Accusé par la presse d’avoir usé de son influence au sein du Pentagone pour servir ses intérêts propres, Richard Perle, l’une des éminences grises du président George W. Bush, a été contraint à la démission.

Publié le 8 avril 2003 Lecture : 6 minutes.

La guerre en Irak vient de faire, côté américain, sa première victime collatérale : tombé dans une embuscade habilement tendue par les journalistes du New Yorker et du New York Times, Richard Perle (61 ans) a été contraint de démissionner de la présidence du Defense Policy Board (DPB). Sous réserve de possibles complications, sa blessure ne paraît néanmoins pas trop grave : il reste membre de cet organisme qui conseille le Pentagone sur les grandes questions stratégiques. Perle étant un « superfaucon », un « guérillero en costume sombre », comme il aime à se définir, pour qui aucun coup n’est assez tordu lorsqu’il s’agit de terrasser les ennemis de l’Amérique, personne ne se hasardera à le plaindre : ce sont les risques du métier.

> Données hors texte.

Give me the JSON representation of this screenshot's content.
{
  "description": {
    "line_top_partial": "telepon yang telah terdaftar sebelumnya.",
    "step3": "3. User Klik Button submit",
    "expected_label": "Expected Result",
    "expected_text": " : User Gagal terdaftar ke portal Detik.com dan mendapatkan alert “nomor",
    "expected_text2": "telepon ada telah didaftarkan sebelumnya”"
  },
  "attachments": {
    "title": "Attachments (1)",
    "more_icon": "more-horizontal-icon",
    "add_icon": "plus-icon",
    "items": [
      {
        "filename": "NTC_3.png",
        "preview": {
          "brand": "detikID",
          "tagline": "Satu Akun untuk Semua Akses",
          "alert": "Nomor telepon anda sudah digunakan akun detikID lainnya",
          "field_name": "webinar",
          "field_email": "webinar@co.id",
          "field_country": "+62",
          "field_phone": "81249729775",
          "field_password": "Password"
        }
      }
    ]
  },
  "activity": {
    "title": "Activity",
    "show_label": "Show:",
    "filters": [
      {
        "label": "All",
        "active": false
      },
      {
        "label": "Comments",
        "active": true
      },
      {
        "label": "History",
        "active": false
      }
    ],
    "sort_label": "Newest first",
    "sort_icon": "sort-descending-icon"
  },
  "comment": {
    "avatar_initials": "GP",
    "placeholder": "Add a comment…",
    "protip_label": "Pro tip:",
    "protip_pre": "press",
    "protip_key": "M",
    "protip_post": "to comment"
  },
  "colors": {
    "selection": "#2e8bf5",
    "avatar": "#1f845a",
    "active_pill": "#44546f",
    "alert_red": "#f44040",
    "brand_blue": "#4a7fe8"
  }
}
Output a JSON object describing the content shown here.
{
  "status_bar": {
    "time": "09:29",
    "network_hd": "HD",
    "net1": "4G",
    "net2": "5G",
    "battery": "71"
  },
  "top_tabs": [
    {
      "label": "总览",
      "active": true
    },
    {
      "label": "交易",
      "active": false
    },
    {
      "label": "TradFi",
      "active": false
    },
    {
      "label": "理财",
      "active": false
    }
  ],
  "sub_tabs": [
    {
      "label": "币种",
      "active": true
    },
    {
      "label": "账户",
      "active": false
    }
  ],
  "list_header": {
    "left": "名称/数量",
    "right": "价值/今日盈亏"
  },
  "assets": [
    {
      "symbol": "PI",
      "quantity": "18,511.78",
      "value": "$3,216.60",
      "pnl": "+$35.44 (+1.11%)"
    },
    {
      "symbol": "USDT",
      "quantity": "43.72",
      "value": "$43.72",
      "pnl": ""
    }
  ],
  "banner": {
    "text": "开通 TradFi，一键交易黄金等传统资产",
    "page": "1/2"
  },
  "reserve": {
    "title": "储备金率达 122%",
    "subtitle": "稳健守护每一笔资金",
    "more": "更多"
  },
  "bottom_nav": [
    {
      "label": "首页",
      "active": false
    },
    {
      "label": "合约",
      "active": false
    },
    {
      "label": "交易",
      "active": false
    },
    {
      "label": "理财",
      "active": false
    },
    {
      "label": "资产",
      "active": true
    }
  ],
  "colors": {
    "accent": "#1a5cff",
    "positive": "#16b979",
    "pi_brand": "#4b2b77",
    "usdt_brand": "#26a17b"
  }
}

Avec Paul Wolfowitz, son vieux complice, aujourd’hui numéro deux du ministère de la Défense, il est sans doute celui qui, à partir de 1998, a le plus influencé les conceptions géostratégiques de l’actuel président. À la demande de Condoleezza Rice, une amie de la famille Bush (qui dirigeait, à l’époque, l’université Stanford, en Californie), les deux hommes ont, avec quelques autres, pris en main la formation de l’ingrat rejeton, singulièrement sur le dossier moyen-oriental, dont, proches du Premier ministre israélien Ariel Sharon, ils sont d’éminents spécialistes. Avec un réjouissant cynisme, ils se surnommaient eux-mêmes les « Vulcains ». Vulcain, comme chacun sait, est le dieu (romain) du feu et du travail des métaux. Une sorte de forgeron originel. Et c’est bien de cela qu’il s’agit : ils ont littéralement forgé, créé ex nihilo le personnage public nommé « George W. Bush ».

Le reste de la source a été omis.